主 题: Relations between SLE, CLE and GFF
报告人: Doctor Hao WU (Universite Paris-Sud and MIT)
时 间: 2013-08-20 10:00-11:00
地 点: tyc234cc 太阳成集团理科一号楼 1418
Statistical physicists and probabilists often try to understand the macroscopic behavior of systems consisting of many microscopic random
inputs, which can give rise to interfaces between two phases at a critical temperature. This can be modeled via the scaling limit behavior (macroscopic behavior) of discrete lattice models (microscopic inputs). In most cases, the limits of these discrete models become deterministic (in the spirit of Law of Large
Number); and in some critical cases, the limits can remain random, which is of particular interest.

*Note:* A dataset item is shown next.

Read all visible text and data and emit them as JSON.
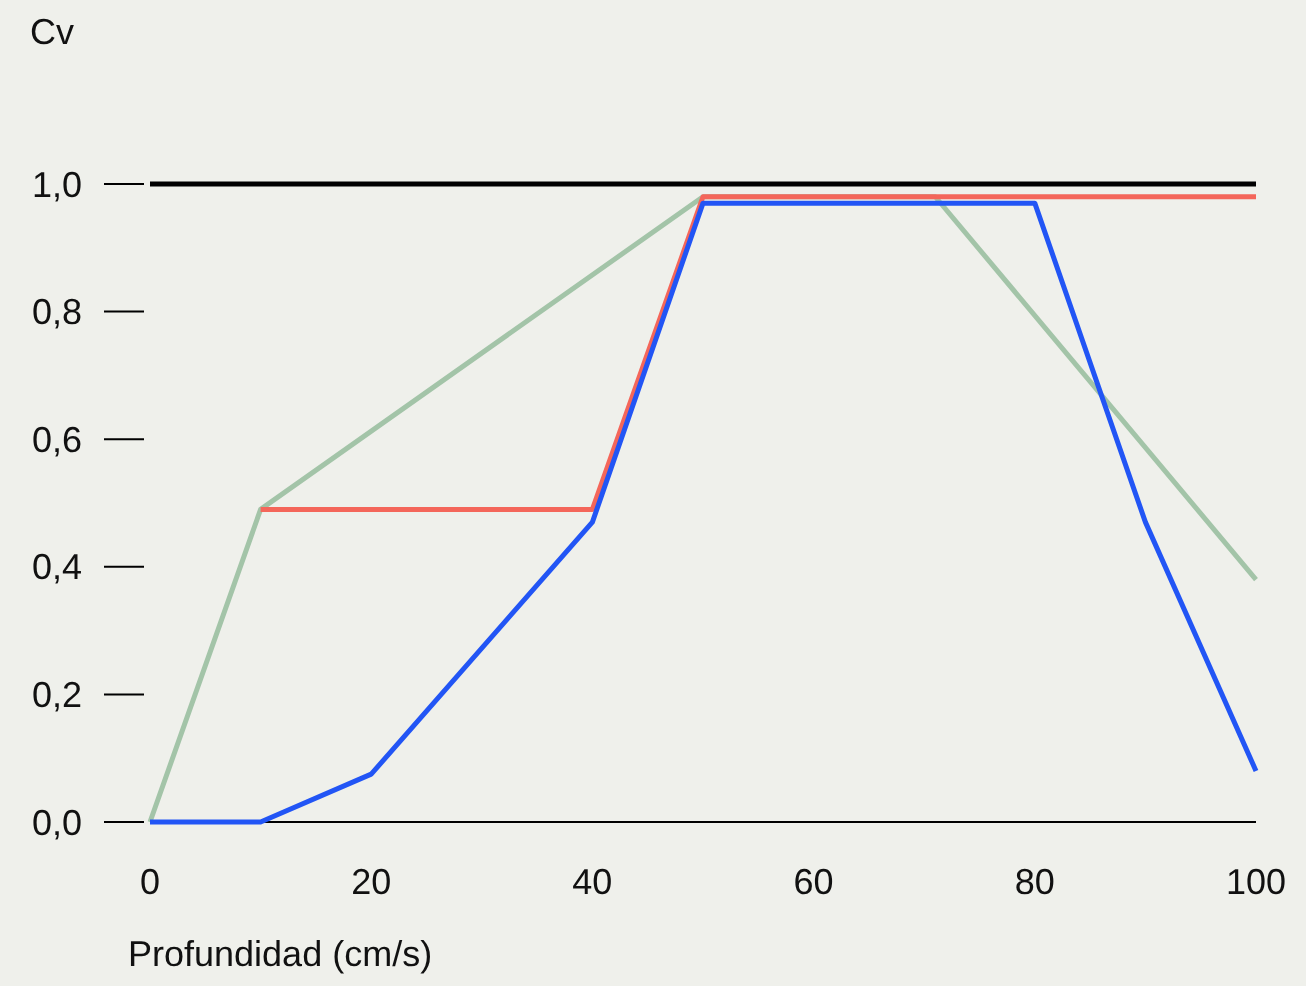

Oded Schramm\'s SLE (Stochastic Loewner Evolution) processes have led mathematicians and physicists to a clean and novel understanding of the
scaling limits of discrete models in two dimensions. A chordal SLE is a random non-self-traversing curve in a simply connected domain, joining two
prescribed boundary points of the domain. And it is the only one-parameter family (usually indexed by a positive real number $\\kappa$) of random
planar curves that satisfies conformal invariance and domain Markov property.
CLE (Conformal Loop Ensemble) is the limit geometric object when one tries to consider the ``entire\" scaling limit of discrete model (in contrast
with only one interface which turns out to be the SLE process). A simple CLE can be viewed as a random countable collection of disjoint simple
loops in the unit disk that are non-nested. It is the only one-parameter family that satisfies conformal invariance and (loops-configuration\'s)
domain Markov property. As one can somehow expect, each loop in CLE is a loop whose geometry is a SLE-type loop, with the same parameter $\\kappa$.
The GFF (Gaussian Free Field) is a natural two-dimensional time analog of Brownian motion, that has been used extensively as a basic building block
in Quantum Field Theories. Like Brownian motion, it is a simple random object of widespread application and great intrinsic beauty. It plays an
important role in statistical physics, the theory of random surfaces, and quantum field theory. The geometry of the two-dimensional Gaussian Free
Field, i.e. the fact that it was possible to describe geometric lines in this very irregular distribution, has been discovered recently, and let to
a number of recent developments.
SLE, CLE and GFF are three important related planar random structures and the present thesis will explore aspects of these three objects and of the
relation between them.
In this talk, we will discuss the relations between these three objects.